Structure-function correlation and biostability of antibody CDR-derived peptides as tumour imaging agents.

Based on the CDR3 V(H) sequence of a monoclonal antibody (ASM2) raised against epithelial cancer cells, the synthetic peptide YCAREPPTRTFAYWG (EPPT1) has been found to have an appreciable affinity (Kd = 20 microM) for the deglycosylated mucin-derived peptide antigen YVTSAPDTRPAPGST (PDTRP). The technetium-radiolabelled form of this peptide has been found to be a good tumour-imaging candidate for diagnosis of breast carcinoma. Several EPPT1 peptide analogues were synthesised. A differential biostability was obtained blocking the end groups of EPPT1. The susceptibility to proteolytic degradation was significantly decreased for the C-amidated form of EPPT1 than the N-acetylated form. Using resonant mirror biosensor technique, the EPPT1 analogues were classified as active and non-active peptides according to their PDTRP-binding properties. The binding of EPPT1 to PDTRP in free solution was also determined unambiguously by CD spectroscopy. CD spectra of both active and non-active peptides showed the presence of irregular conformations in H2) and SDS above cmc.

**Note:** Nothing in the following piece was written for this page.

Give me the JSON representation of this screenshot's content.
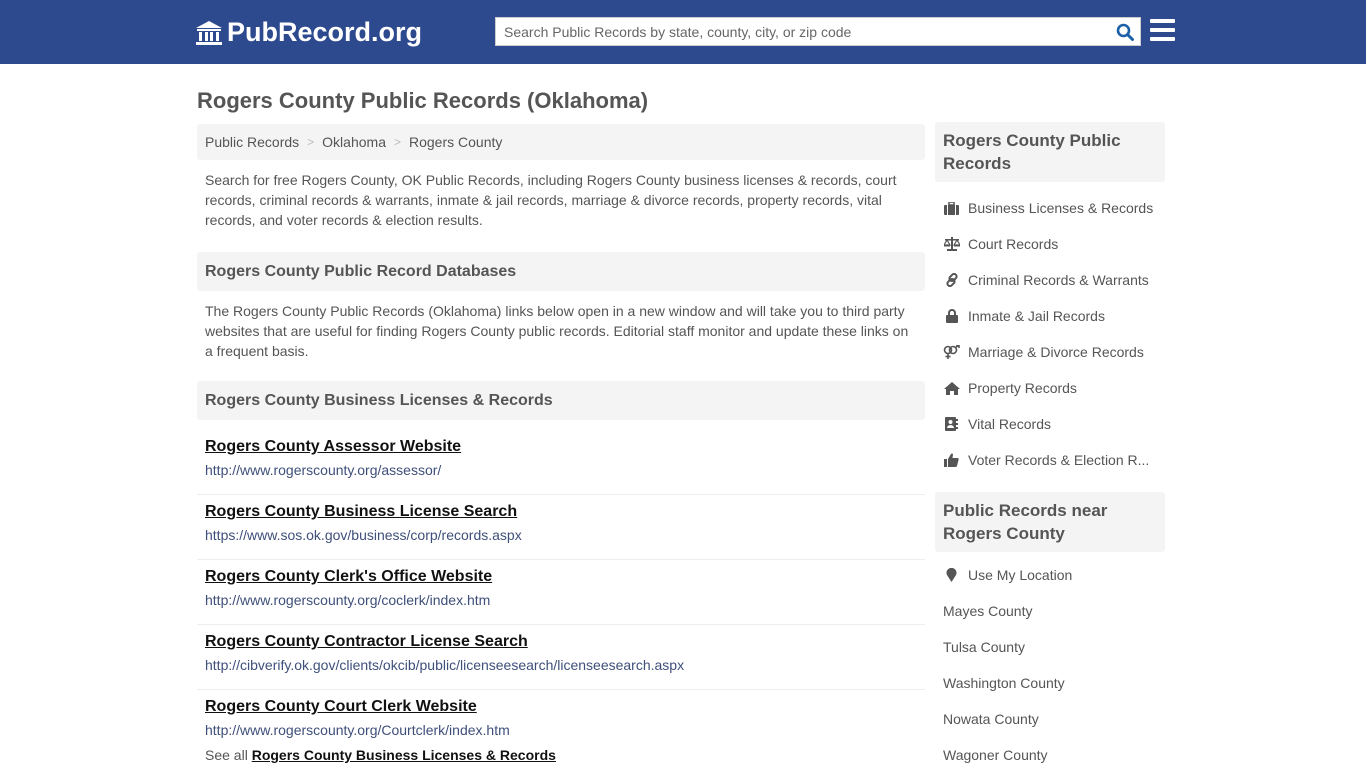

In TFE, significant degree of ordered conformations of alpha-helix or beta-turn type were induced but did not correlate well with their binding properties. In SDS below cmc a conformational difference was observed between the active and non-active peptides. The active peptides exhibited CD spectra of aggregation of beta-strand type whilst the non-active showed CD spectra similar to those in H2O and SDS above cmc, critical micelle concentration. A good correlation between the extended conformation of beta-strand type and the binding affinity of the active peptides suggests this conformation as the binding feature of the EPPT tumour-imaging peptides. These information are vital for the design of novel EPPT analogues. Any modification to improve binding affinity must retain the ability of the peptides to adopt the extended conformation of beta-strand type.